Затем Сыромятников вошел в авторский коллектив Большого японско-русского словаря под редакцией Н. И. Конрада, работа над которым шла около полутора десятилетий. Как сказано в предисловии к словарю, ему принадлежит 15,58 % его объема. Словарь вышел в 1970 г. и содержит более 100 тысяч слов. Первоначальный объем был несколько больше, но пришлось сделать сокращения и из-за издательских трудностей, и по идейным причинам, в частности, значительно сократили религиозную лексику. До сих пор это самый большой в нашей стране словарь японского языка. Он трижды выпускался в Японии (1971, 1973, 1975). За участие в этом словаре Н. А. Сыромятников в 1973 г. был удостоен Государственной премии СССР. Равнодушный к другим почестям и званиям, он гордился своим лауреатством и любил ходить с лауреатским значком.

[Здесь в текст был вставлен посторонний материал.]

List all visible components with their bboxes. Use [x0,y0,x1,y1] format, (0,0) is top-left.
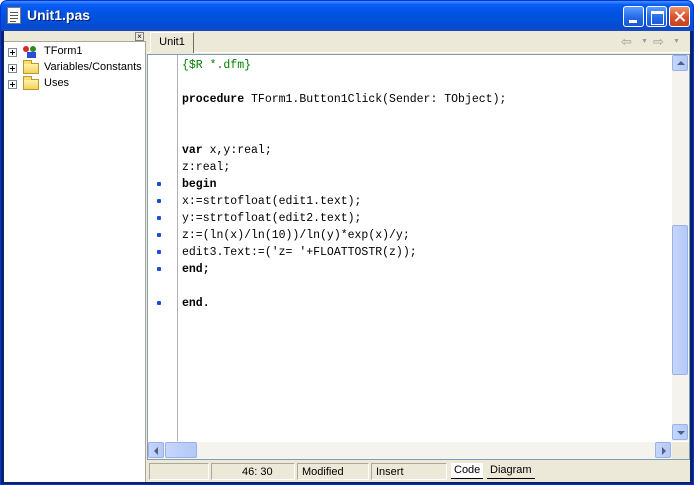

По окончании этой работы Николай Александрович, снова вместе с Л. А. Немзером, приступил к работе над новым вариантом своего первого словаря; в большей части словарь составлялся заново, он вышел в 1984 г.; Сыромятников для него написал первый у нас краткий очерк японского ударения.
В 60-е гг., еще не закончив исследования по новояпонскому языку, ученый приступил к изучению более древнего периода японской языковой истории. В результате – книга «Древнеяпонский язык», законченная в 1968 г. и вышедшая в свет в 1972 г. в институтской серии «Языки народов Азии и Африки». Лучшие ее разделы написаны в том же стиле, что и работы того же автора о новояпонском языке: столь же скрупулезный, хотя и менее подробный из-за ограниченности объема анализ фонологии и грамматики языка древнейших японских памятников VIII в., первого века японской письменной истории, особенно «Кодзики» и «Манъёсю». В 1981 г. издательством «Наука» в несколько расширенном варианте очерк был издан на английском языке. Это единственная крупная работа Сыромятникова, доступная зарубежному читателю (было еще несколько небольших статей в Японии). После его смерти профессор Мураяма Ситиро, постоянный пропагандист русской и советской науки в Японии, выдвигал идею издать по-японски сборник работ Николая Александровича (так же как им был издан сборник трудов Е. Д. Поливанова по японистике). Но Мураяма теперь тоже умер, и проект не реализовался.
Я познакомился с Николаем Александровичем осенью 1968 г., поступив в аспирантуру Института народов Азии АН СССР (через год ему вернут традиционное название – Институт востоковедения). К тому времени почти все указанные выше работы, кроме последнего словаря, уже были им написаны, хотя не все изданы. Вскоре после моего зачисления в аспирантуру Сыромятников предложил аспирантке Е. В. Струговой и мне заниматься с ним историей японского языка. Мы были счастливы, и занятия первоначально проходили у него дома на улице Дмитрия Ульянова. Он не был нашим научным руководителем и мог бы не возиться с чужими аспирантами, но ему так хотелось передать свои обширные знания, и Николай Александрович добровольно и, конечно, бесплатно учил нас языку разных эпох. В это же время он учил современному языку нескольких сотрудников Отдела языков и Отдела литератур – не японистов, читая с ним токухоны – японские школьные книги для чтения (изредка мне приходилось подменять его на этих занятиях). Помню, как в мои аспирантские годы, выступая на собрании, Сыромятников сказал: «Мне уже скоро шестьдесят, а у меня не было ни одного аспиранта. Может быть, я завтра умру и никому не смогу передать то, что знаю». Позже у него все же были аспиранты, но с ним ему не очень везло: лишь одного из них – Э. Г. Азербаева – он смог довести до защиты.
В квартире в академическом кооперативном доме, где он в то время был председателем ревизионной комиссии кооператива, Сыромятников жил с матерью и женой (он женился лишь в 55 лет незадолго до этого). В комнате, заставленной множеством японских книг и сувениров, привезенных из первой за много лет поездки в Японию, он читал с нами стихи из «Манъёсю», отрывки из «Гэндзимоногатари», кёгэны. Руководствуясь заветами Л. В. Щербы, он стремился не идти по текстам быстро (количественно мы прочитали не так много), но подробно останавливаться на каждом слове, обороте. Каждая фраза сопровождалась его обстоятельнейшими комментариями, касавшимися и языковых особенностей, и культурных реалий. Таким подходом Николай Александрович напоминал мне (при несходстве всего остального) А. А. Зализняка, у которого я в студенческие годы слушал санскрит. Знал Сыромятников очень много и старался передать нам как можно больше из запасов своей памяти. В его рассказах не было какой-либо системы, но пользу нам, думаю, они принесли большую. Занимались мы историей языка более двух лет, пока не настало время сдавать кандидатский минимум, успев пройти далеко не все.